EX-4.50 6 ntes-20221231xex4d50.htm EXHIBIT 4.50

Exhibit 4.50

THE AMENDED AND RESTATED SHAREHOLDER VOTING RIGHT TRUST AGREEMENT

This Amended and Restated Shareholder Voting Right Trust Agreement (this “Agreement”) is entered into as of May 18, 2021 between the following two parties in Hangzhou.

Party A: Hangzhou NetEase Cloud Music Technology Co., Ltd., a wholly foreign-owned enterprise registered in Hangzhou, PRC under the laws of the PRC

Party B: William Lei Ding, a citizen of the People’s Republic of China (the “PRC”)

In this Agreement, Party A and Party B are called collectively as the “Parties” and each of them is a “Party.”

WHEREAS

1.

Party B and Yiwen Zhu comprise all the shareholders of Hangzhou Yuedu Technology Co., Ltd. (the “Company”) as of the date of this Agreement, in which Party B owns 99% of the equity interests and Yiwen Zhu owns 1% of the equity interests.

2.

The Parties entered into a Shareholder Voting Right Trust Agreement on October 1, 2016 (the “Original Agreement”).

3.

Party B has entrusted Party A and the person designated by Party A with full authority to exercise his shareholder’s voting rights at the Company’s shareholders’ meetings.

4.

The Parties hereto desire to enter into this Agreement to terminate, supersede and replace the Original Agreement in its entirety.

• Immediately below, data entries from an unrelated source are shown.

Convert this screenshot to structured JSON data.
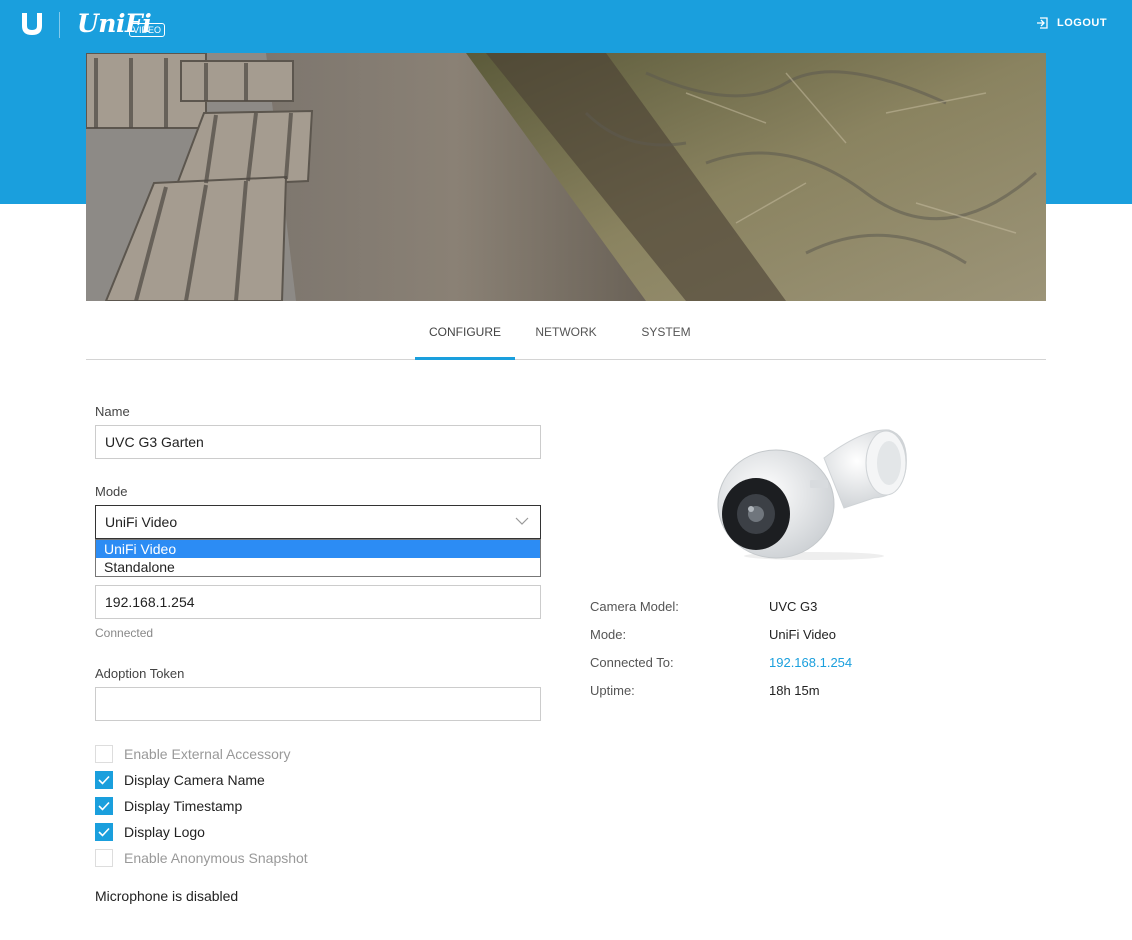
{
  "header": {
    "brand": "UniFi",
    "badge": "VIDEO",
    "logout": "LOGOUT"
  },
  "tabs": [
    {
      "label": "CONFIGURE",
      "active": true
    },
    {
      "label": "NETWORK",
      "active": false
    },
    {
      "label": "SYSTEM",
      "active": false
    }
  ],
  "form": {
    "name_label": "Name",
    "name_value": "UVC G3 Garten",
    "mode_label": "Mode",
    "mode_value": "UniFi Video",
    "mode_options": [
      "UniFi Video",
      "Standalone"
    ],
    "controller_value": "192.168.1.254",
    "controller_status": "Connected",
    "token_label": "Adoption Token",
    "token_value": "",
    "checkboxes": [
      {
        "label": "Enable External Accessory",
        "checked": false,
        "disabled": true
      },
      {
        "label": "Display Camera Name",
        "checked": true,
        "disabled": false
      },
      {
        "label": "Display Timestamp",
        "checked": true,
        "disabled": false
      },
      {
        "label": "Display Logo",
        "checked": true,
        "disabled": false
      },
      {
        "label": "Enable Anonymous Snapshot",
        "checked": false,
        "disabled": true
      }
    ],
    "microphone": "Microphone is disabled"
  },
  "info": [
    {
      "key": "Camera Model:",
      "value": "UVC G3"
    },
    {
      "key": "Mode:",
      "value": "UniFi Video"
    },
    {
      "key": "Connected To:",
      "value": "192.168.1.254"
    },
    {
      "key": "Uptime:",
      "value": "18h 15m"
    }
  ],
  "colors": {
    "brand_blue": "#1a9fdd",
    "select_highlight": "#2c8cf4"
  },
  "icons": [
    "ubiquiti-u-icon",
    "logout-icon",
    "chevron-down-icon",
    "checkmark-icon"
  ]
}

NOW, THEREFORE, through negotiations, all parties to this Agreement hereby agree as follows:

1.

Party B hereby agrees to irrevocably entrust Party A and the person designated by Party A to exercise on his/her behalf all shareholder’s voting rights and other shareholder’s rights at the shareholders’ meeting of the Company in accordance with PRC law and the Company’s articles of association, including, but not limited to, with respect to the sale or transfer of all or part of Party B’s equity interests in the Company and the appointment and election of the directors and chairman of the Company. Party B hereby covenants that the entrustment under this Agreement will not give rise to any actual or potential conflict of interest.

2.

Party A agrees to designate a person (including but not limited to Party A or a person designated by the Party A director or his/her successor, including a liquidator replacing the person designated by Party A, but excluding those who may give rise to conflict of interest. If Party B is the officer or director of direct or indirect shareholder of Party A, the powers of attorney shall be granted in favour of other unrelated officer or director of Party A) to accept the entrustment by Party B pursuant to Article 1 of this Agreement. Party B shall sign a Power of Attorney in the form of Annex 1 of this Agreement. The person designated by Party A shall represent Party B in the exercise of Party B’s shareholder’s voting rights and other shareholder’s rights pursuant to this Agreement.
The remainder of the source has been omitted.